With most of us spending a great deal more time indoors right now, nature is taking the opportunity to spread out and flourish. From mountain goats populating town centres in Wales to rare giant turtles returning to beaches in the US and Thailand.

But thankfully, humans don’t always have to retreat from the world in order to help it. Giving the environment space to thrive has been possible long before the coronavirus lockdown started.

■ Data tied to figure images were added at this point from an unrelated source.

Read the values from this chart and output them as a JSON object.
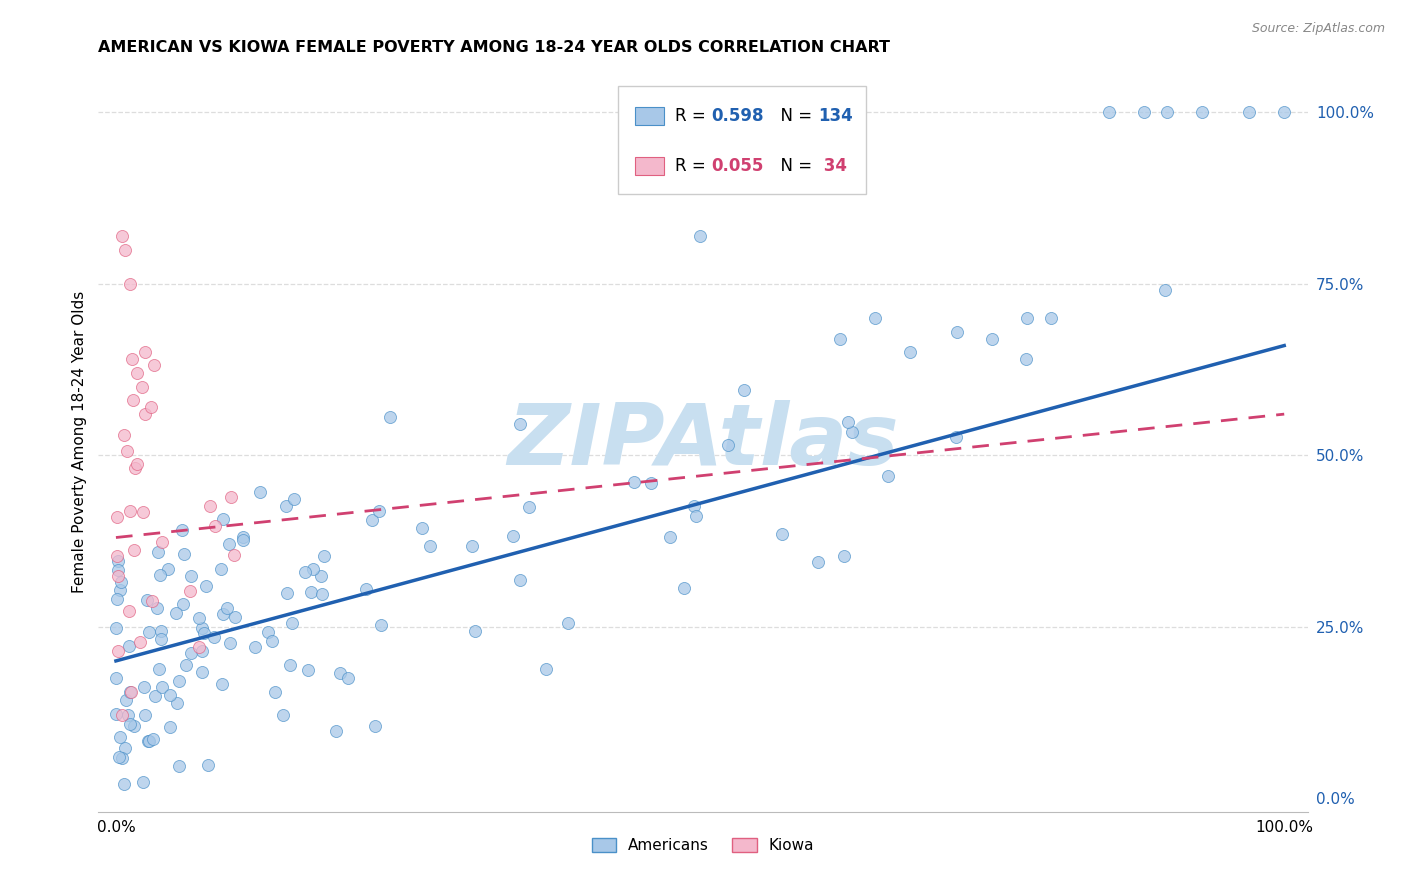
{
  "title": "AMERICAN VS KIOWA FEMALE POVERTY AMONG 18-24 YEAR OLDS CORRELATION CHART",
  "source": "Source: ZipAtlas.com",
  "ylabel": "Female Poverty Among 18-24 Year Olds",
  "legend_blue_R": "0.598",
  "legend_blue_N": "134",
  "legend_pink_R": "0.055",
  "legend_pink_N": " 34",
  "color_blue_fill": "#a8c8e8",
  "color_blue_edge": "#4a90c8",
  "color_blue_line": "#2060b0",
  "color_pink_fill": "#f4b8cc",
  "color_pink_edge": "#e06080",
  "color_pink_line": "#d04070",
  "watermark_text": "ZIPAtlas",
  "watermark_color": "#c8dff0",
  "grid_color": "#dddddd",
  "title_fontsize": 11.5,
  "axis_label_fontsize": 11,
  "legend_fontsize": 12,
  "note_blue_R_color": "#2060b0",
  "note_pink_R_color": "#d04070"
}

And to tackle the climate and biodiversity crisis, it has to continue once we’re able to emerge.

Here are a few stories about how giving nature some space, and a helping hand, can have big benefits for both humans and wildlife:

The Eden Project

The ‘largest rainforest in captivity’ started out as a huge china clay pit; the land left rocky and barren by years of mining activity.

The charity is a partner of Good Energy’s, and also works with partners around the world to deliver huge ecological restoration projects that benefit livelihoods, air quality and biodiversity.  

Wildflowers growing around solar panels.

Solar farms

Yes! Solar farms can turn once underused arable plots into biodiverse land where vegetation and wildlife is allowed to flourish. Several studies have been carried out which show a biodiversity increase.

And we’ve made sure this is the case on our six solar farms too by planting wildflowers, providing access to grazing livestock and encouraging beekeepers to use the land.

Rewilding animals

Britain was once a far wilder land, with vast forests stalked by wolves. Restoring landscapes by supporting the return of indigenous species of plants and animals has been argued to be a powerful natural climate solution.

While we don’t have to worry about wolves any time soon, there have been several successful projects involving re-introducing wild animals to settings that they once populated. One example is beavers being brought back to the Forest of Dean.

Since they were re-introduced back in 2017, the area has seen an increase in soil quality, and the dams have provided a natural buffer to floods.

A beaver in a river.
Seagrass under water, lit by beams of sunlight.

Welsh seagrass

It’s been disappearing from our coastlines over the past century, but in March, it was announced that a million seagrass seeds were being planted off the coast of Pembrokeshire.

The wonder plant absorbs carbon up to 35 times faster than tropical rainforests, is a habitat for fish, and cleans up pollution from the ocean too.

While these are large scale examples of regeneration, there are plenty of small things that households and communities can do to help others and nature. Sowing seeds to provide plenty of flowers for pollinators. Supporting organic growers or donating to tree planting projects. Shopping for a neighbour so they don’t need to go out. And saving energy with these tips.

So, even though our world feels smaller at the moment, we all have the power to make a big difference for the planet.